Wildlife researchers have discovered an unconventional method to control invasive Burmese pythons in the Florida Everglades. The idea was to use one of the Burmese python’s prey, which is the snake’s favorite food.
According to the Southwest Florida Conservancy, opossums are an important food source for Burmese pythons, a top predator in the Everglades, and have established permanent breeding populations in South Florida, wiping out native animals and severely damaging the ecosystem.
In 2022, researchers discovered this new technology by chance while studying the movements and behavior of small mammals. Researchers fitted opossums and raccoons on Florida’s south coast with GPS collars and found additional side effects. They were also able to track the giant snake even after swallowing the tagged animal whole, LiveScience reported.
“We need everything we can find to remove as many pythons as possible,” Michael Korb, a mammal researcher and curator at the North Carolina Museum of Natural Sciences, told the South Florida Sun-Sentinel in 2023.
With that in mind, Korb, AJ Sanjar and other researchers expanded their efforts to track and euthanize non-native pythons as part of Florida’s conservation efforts. Here’s how they do it:
How to track an opossum with a GPS collar
Researchers hope to have at least 40 GPS-collared opossums in the conservation program by later this summer. The South Florida Sun-Sentinel reports that it’s almost a given that some of these furry creatures would perish in the food chain of the invasive python’s feeding coils.
The use of live prey as bait has drawn criticism, but scientists insist they are studying natural behavior and that the collars do not limit the mammal’s range or increase risk, but rather use predation patterns as a detection tool.

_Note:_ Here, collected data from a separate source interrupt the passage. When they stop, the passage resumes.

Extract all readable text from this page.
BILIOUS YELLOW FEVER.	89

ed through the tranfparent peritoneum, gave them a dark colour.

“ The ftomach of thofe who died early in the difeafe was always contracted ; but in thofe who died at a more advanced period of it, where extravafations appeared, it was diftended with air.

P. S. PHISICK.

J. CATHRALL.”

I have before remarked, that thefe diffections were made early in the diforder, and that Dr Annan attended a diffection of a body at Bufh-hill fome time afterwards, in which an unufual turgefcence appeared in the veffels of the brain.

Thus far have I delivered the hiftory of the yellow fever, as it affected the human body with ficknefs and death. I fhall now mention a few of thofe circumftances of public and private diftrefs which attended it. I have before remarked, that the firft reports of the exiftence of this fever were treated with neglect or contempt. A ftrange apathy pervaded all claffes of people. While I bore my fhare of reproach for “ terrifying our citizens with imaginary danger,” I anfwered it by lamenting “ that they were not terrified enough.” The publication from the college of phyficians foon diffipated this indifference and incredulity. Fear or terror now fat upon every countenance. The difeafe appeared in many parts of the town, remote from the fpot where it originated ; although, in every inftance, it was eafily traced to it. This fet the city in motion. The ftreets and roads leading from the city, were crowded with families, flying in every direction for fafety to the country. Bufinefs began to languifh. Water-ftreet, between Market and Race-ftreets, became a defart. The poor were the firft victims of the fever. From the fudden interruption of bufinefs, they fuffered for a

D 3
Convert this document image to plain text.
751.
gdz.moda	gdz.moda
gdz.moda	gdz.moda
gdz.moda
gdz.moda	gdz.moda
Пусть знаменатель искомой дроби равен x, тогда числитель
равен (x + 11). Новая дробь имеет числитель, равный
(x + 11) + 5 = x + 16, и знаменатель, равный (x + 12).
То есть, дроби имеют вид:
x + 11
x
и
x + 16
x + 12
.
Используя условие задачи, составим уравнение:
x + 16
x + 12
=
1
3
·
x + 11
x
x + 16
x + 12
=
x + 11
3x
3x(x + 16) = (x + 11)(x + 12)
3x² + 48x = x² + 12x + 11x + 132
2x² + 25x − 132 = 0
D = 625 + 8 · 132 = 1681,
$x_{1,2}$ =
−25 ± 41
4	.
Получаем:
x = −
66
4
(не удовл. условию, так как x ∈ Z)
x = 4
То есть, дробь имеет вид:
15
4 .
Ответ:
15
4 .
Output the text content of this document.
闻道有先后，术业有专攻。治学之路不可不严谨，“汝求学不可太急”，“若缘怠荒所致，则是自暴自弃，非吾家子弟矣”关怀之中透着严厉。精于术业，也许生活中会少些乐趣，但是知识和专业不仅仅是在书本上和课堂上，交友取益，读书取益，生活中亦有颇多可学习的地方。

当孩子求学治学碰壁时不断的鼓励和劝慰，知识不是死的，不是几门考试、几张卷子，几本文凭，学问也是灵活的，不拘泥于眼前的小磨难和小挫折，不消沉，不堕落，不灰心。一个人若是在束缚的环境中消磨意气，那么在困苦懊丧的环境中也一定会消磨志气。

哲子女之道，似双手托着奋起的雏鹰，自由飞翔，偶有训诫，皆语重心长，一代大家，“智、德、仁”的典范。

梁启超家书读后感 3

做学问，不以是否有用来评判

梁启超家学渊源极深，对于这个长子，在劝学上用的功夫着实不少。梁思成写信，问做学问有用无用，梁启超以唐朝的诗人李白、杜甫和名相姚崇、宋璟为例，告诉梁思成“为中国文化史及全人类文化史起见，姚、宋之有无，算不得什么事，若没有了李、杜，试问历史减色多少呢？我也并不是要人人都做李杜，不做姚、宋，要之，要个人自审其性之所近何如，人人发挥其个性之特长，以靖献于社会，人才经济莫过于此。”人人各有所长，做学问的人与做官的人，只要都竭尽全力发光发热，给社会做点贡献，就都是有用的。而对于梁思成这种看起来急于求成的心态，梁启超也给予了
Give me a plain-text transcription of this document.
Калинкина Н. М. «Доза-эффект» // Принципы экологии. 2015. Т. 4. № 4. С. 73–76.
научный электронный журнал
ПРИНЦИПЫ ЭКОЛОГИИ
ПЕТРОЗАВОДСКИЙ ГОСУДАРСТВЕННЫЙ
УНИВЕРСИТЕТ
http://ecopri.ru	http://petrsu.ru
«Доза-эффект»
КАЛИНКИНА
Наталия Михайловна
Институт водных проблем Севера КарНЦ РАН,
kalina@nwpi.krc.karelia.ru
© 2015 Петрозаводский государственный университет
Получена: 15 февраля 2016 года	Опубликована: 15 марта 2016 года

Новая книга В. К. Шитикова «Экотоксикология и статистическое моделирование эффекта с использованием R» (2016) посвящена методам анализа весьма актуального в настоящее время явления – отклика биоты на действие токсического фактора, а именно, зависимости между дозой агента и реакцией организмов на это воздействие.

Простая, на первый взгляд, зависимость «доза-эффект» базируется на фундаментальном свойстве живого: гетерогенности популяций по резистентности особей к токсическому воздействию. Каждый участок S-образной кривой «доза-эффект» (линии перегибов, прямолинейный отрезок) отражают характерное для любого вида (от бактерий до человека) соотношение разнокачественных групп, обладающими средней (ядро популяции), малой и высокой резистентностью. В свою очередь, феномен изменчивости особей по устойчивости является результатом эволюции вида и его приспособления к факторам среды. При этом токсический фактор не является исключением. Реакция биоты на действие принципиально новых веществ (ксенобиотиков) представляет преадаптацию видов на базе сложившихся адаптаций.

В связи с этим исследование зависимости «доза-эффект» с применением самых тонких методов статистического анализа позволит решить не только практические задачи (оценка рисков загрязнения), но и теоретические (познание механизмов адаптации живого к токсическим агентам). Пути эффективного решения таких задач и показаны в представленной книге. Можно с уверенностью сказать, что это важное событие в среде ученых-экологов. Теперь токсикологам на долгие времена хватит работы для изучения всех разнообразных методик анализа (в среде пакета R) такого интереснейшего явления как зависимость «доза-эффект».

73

Crocodile Lake National Wildlife Refuge Manager Jeremy Dixon told the South Florida Sun-Sentinel on April 19, “We’re not putting these animals out there and putting them in harm’s way.” “The path to harm is out there. We’re just documenting what’s happening.”
Where Burmese Pythons have been reported in Florida
Burmese pythons in the Sunshine State have caused massive ecosystem collapse in Florida’s Everglades, reducing raccoon populations by 99%, quoll populations by 98%, and bobcat populations by 88%.
The Burmese python’s range is expanding so rapidly that in some areas it is marked by several miles a year, according to a report from the U.S. Geological Survey.
The most prevalent locations in Florida are:
About the invasive Burmese python
Burmese pythons, native to Southeast Asia, were introduced to South Florida through accidental escapes or intentional release of captive animals.
In 1979, the first recorded sighting of a Burmese python in the wild occurred in South Florida’s Everglades National Park. The heaviest python ever captured in Florida was 18 feet long and weighed 215 pounds. It was captured in 2022 by biologists from the Southwest Florida Conservancy in Naples.
How big do pythons get?
The Florida Fish and Wildlife Conservation Commission is tracking the length and weight of Burmese pythons after sightings are reported. The longest Burmese python captured in Florida in July 2023 was over 19 feet long.
Since arriving in Florida, the snakes have introduced harmful foreign parasites, reduced the population of medium-sized mammals by more than 90% and altered the ecosystem, according to the Florida Museum of Natural History.